Kahle Mauern, die durch eine Drehbühne teilweise neu zusammengestellt wurden. Sie konnten unter anderem in der Szene Bolena-Seymour sehr schön die Enge des Tower symbolisieren. Es gab einen Thron und ein Bett – ansonsten brauchte man
keine Requisiten (diese hätten ohnedies nur von den Kostümen abgelenkt).

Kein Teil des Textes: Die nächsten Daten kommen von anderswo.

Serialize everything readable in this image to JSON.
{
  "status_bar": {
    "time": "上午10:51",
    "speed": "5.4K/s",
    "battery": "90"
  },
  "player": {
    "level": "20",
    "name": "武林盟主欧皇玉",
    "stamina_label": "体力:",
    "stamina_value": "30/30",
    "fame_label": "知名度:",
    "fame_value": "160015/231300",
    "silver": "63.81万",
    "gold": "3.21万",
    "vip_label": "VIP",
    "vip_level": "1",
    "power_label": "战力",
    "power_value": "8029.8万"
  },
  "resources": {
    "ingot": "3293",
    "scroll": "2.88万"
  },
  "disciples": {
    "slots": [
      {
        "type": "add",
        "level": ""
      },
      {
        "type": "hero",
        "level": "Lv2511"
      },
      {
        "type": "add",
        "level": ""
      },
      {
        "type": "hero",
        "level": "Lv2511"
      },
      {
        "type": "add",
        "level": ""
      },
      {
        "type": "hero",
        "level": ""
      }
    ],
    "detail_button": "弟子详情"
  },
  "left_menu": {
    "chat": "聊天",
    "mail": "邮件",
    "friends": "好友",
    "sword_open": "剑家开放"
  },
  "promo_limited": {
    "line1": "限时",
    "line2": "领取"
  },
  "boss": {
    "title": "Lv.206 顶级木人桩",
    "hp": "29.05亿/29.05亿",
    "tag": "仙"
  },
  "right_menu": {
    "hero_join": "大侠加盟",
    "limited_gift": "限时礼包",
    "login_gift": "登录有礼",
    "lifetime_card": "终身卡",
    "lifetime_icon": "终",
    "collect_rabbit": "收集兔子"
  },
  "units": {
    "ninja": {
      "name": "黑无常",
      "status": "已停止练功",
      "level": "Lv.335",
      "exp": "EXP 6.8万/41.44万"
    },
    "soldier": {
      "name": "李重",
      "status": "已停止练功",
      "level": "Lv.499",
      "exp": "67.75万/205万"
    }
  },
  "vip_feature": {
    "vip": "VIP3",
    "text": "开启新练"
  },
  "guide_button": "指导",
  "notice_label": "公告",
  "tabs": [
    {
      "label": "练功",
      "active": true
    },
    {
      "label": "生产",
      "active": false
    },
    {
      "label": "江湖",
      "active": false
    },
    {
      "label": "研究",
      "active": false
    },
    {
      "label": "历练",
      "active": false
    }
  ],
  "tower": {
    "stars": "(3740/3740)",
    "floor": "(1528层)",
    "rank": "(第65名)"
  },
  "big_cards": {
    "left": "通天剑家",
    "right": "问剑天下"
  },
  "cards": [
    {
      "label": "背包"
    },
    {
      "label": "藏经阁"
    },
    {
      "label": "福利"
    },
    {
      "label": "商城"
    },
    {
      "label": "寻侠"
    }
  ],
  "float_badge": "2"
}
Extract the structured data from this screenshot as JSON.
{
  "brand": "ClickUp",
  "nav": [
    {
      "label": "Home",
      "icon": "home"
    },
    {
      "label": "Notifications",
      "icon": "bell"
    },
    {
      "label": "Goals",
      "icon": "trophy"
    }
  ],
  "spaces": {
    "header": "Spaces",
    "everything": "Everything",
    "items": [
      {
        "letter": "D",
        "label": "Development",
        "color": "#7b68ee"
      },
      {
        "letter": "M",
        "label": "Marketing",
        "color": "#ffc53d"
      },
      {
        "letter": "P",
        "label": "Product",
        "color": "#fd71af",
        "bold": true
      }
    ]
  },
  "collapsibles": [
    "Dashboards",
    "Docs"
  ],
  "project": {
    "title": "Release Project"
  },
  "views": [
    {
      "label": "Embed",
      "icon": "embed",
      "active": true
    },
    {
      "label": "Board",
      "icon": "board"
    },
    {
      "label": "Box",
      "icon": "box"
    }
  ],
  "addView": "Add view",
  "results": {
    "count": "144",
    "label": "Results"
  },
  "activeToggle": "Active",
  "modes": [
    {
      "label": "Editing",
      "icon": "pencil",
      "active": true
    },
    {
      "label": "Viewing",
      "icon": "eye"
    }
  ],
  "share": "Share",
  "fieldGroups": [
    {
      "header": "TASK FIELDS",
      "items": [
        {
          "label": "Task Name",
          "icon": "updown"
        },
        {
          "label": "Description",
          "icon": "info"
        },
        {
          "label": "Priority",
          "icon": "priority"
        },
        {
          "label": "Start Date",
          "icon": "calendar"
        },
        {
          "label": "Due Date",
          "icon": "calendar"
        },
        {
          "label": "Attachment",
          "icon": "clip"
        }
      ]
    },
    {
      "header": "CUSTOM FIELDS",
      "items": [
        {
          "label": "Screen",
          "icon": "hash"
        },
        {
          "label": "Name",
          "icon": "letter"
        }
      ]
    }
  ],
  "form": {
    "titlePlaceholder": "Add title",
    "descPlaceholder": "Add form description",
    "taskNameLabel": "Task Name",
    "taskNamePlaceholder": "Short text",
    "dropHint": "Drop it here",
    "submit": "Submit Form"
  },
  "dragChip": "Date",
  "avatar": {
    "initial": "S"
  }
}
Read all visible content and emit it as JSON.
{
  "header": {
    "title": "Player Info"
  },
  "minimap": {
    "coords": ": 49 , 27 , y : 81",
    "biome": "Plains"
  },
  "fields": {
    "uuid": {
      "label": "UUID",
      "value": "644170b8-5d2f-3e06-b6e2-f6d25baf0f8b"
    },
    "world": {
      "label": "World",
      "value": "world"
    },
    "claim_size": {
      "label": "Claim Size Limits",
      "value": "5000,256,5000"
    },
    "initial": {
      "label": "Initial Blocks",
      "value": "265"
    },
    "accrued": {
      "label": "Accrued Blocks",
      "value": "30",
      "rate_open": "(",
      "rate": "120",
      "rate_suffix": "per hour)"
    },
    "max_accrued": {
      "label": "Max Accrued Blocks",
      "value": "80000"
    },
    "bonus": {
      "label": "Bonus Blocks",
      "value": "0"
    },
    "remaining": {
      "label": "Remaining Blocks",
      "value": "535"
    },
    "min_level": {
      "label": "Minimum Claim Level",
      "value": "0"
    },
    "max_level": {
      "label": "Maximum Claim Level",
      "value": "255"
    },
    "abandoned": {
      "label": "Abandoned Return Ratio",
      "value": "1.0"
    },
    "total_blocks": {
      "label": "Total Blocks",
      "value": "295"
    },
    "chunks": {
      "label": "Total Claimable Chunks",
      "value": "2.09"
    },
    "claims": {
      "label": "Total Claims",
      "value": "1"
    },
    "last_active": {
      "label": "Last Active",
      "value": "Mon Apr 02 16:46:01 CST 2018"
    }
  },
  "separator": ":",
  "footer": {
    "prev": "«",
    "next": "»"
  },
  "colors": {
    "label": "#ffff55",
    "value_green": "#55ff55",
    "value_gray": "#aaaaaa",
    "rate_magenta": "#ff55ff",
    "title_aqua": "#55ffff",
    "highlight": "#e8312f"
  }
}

Last – and least – ein paar Bemerkungen zu Eric Génovése, dem Regisseur des Stückes. Ehrlich gesagt hätte ich es auch geglaubt, wenn mir jemand gesagt hätte, dass es sich bei diesem Abend um die 60. Vorstellung der Produktion handelte. Von Personenregie war so gut wie nichts zu sehen – man beschränkte sich auf die Ästhetik der 50er und 60er Jahre. Stehen, Händeringen, Schreiten, Niederknien – habe ich Händeringen schon erwähnt?? Also nichts, was man im Prinzip von einer Regie heutzutage erwartet. Trotzdem finde ich die Produktion gelungen und empfand die Buh-Rufe gegen das Leading Team als ungerechtfertigt.
Anna Bolena wurde zum ersten Mal in Wien gezeigt – und da bietet es sich doch an, das Werk so zu zeigen, wie es (wahrscheinlich) im Sinne des Librettisten Felice Romani und des Komponisten, Gaetano Donizetti, war. Ja, es ist – von den Kostümen einmal angefangen – eine Art „Retro-Produktion“, doch auch diese haben nach wie vor ihre Berechtigung – und es macht doch auch einmal Spaß, wenn man nicht durch unnötigen Klimbim von der Musik abgelenkt wird – und bei der Qualität des Gebotenen wäre das auch schon fast ein Verbrechen gewesen, wenn man sich nicht 100%ig auf Netrebko, Garanca, Kulman & Co. hätte konzentrieren können.
Wie beschrieben, die Regie beschwor zwiespältige Reaktionen herauf – ich denke, dass ich am Dienstag jeder selbst ein Bild davon machen kann und für sich selbst bestimmen, wie er diese Art von Produktion empfindet.